荷物を取りに戻ったのだが――――――――
(あれ?誰もいない?)
とっくに戻っていてもおかしくない。
教室の鍵は、窓も含めてしまったまま。
(まさか、全員もう帰った?)
いや、それにしては早すぎる。
(それとも、仲良しこよしのA組クラス一同で、スローペース移動をしてるだけかも・・・)
仕方なく、教室の前で部屋の鍵を持った同級生が帰ってくるのを待った。
待ったのだが・・・
「やっと終わった~」
「帰ろうぜ~」
隣のB組の生徒が帰ってきてるのに・・・待っても待っても、A組の生徒が帰って来ない。
(どうしたのかな・・・?)
だんだんと人が減って行く。
不安よりも、焦りといら立ちが募る。
私の前を通り過ぎる生徒はみんな、こっちを見てくすくす笑っている。
(本当に嫌な感じ・・・早く帰ってこないかな・・・)
何度そう思ったかわからない。
(こんなに待たされるなら、荷物を置いて瑞希お兄ちゃんのところに行ってもよかったかもしれない・・・)
そんな風に後悔してる時だった。
「カギしめるよ~」
「あー待って~すぐ行くぅ!」
B組の教室から、最後生徒達が出てくる。
その顔は見たことがあった。
違うクラスの渕上の取り巻き。
私に嫌がらせをして、その結果を渕上達に報告しているらしい。
そんな奴らなので、視線を合わせないようにソッポを向いたのだが、意地の悪い声が聞こえてきた。

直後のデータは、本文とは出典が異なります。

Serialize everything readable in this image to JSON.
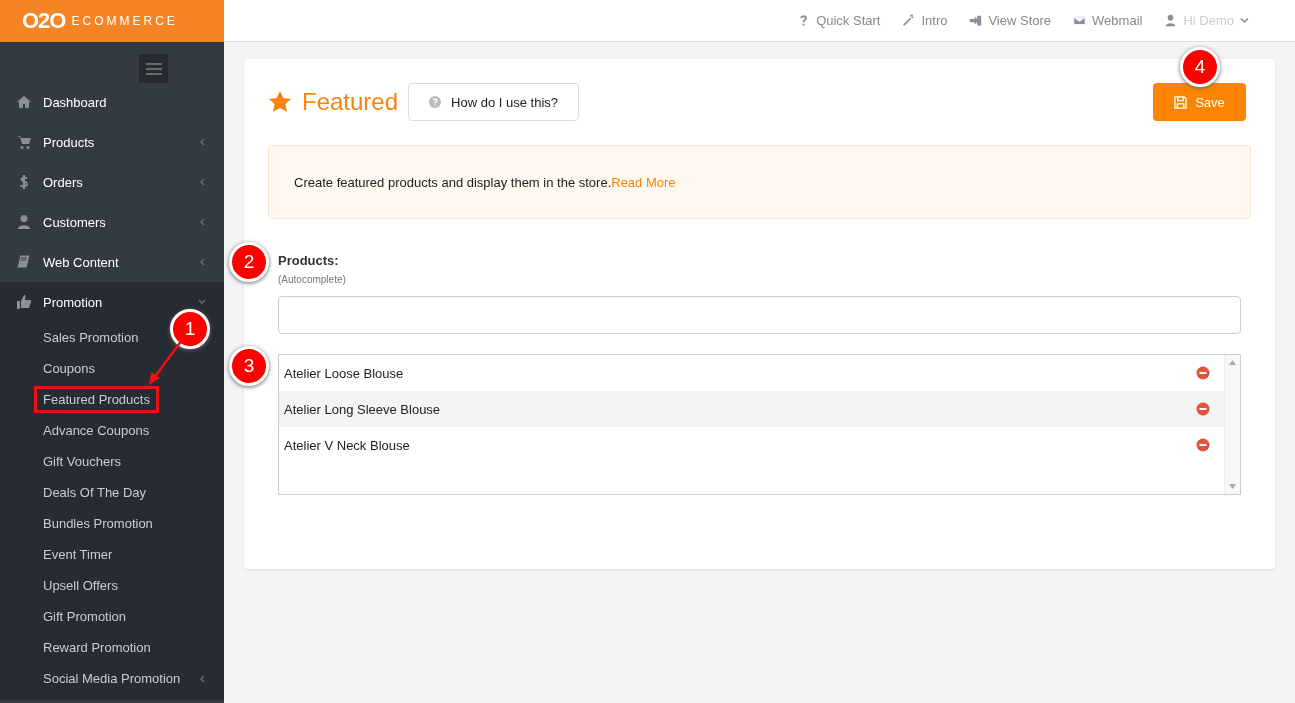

「ねぇ、聞いた~?フッチー達A組、終業式が終わってすぐに、『新学期頑張ろう会』へ行ったんだって!」
「知ってる知ってる!教室に帰らないで、そのままルノアちゃんが呼んだバスに乗ったんだよね?」
(え?)
・・・・・終業式が終わってすぐ・・・教室に帰らないで・・・?
思わず、B組のいじめっ子達を見れば、ドヤ顔で私を見ていた。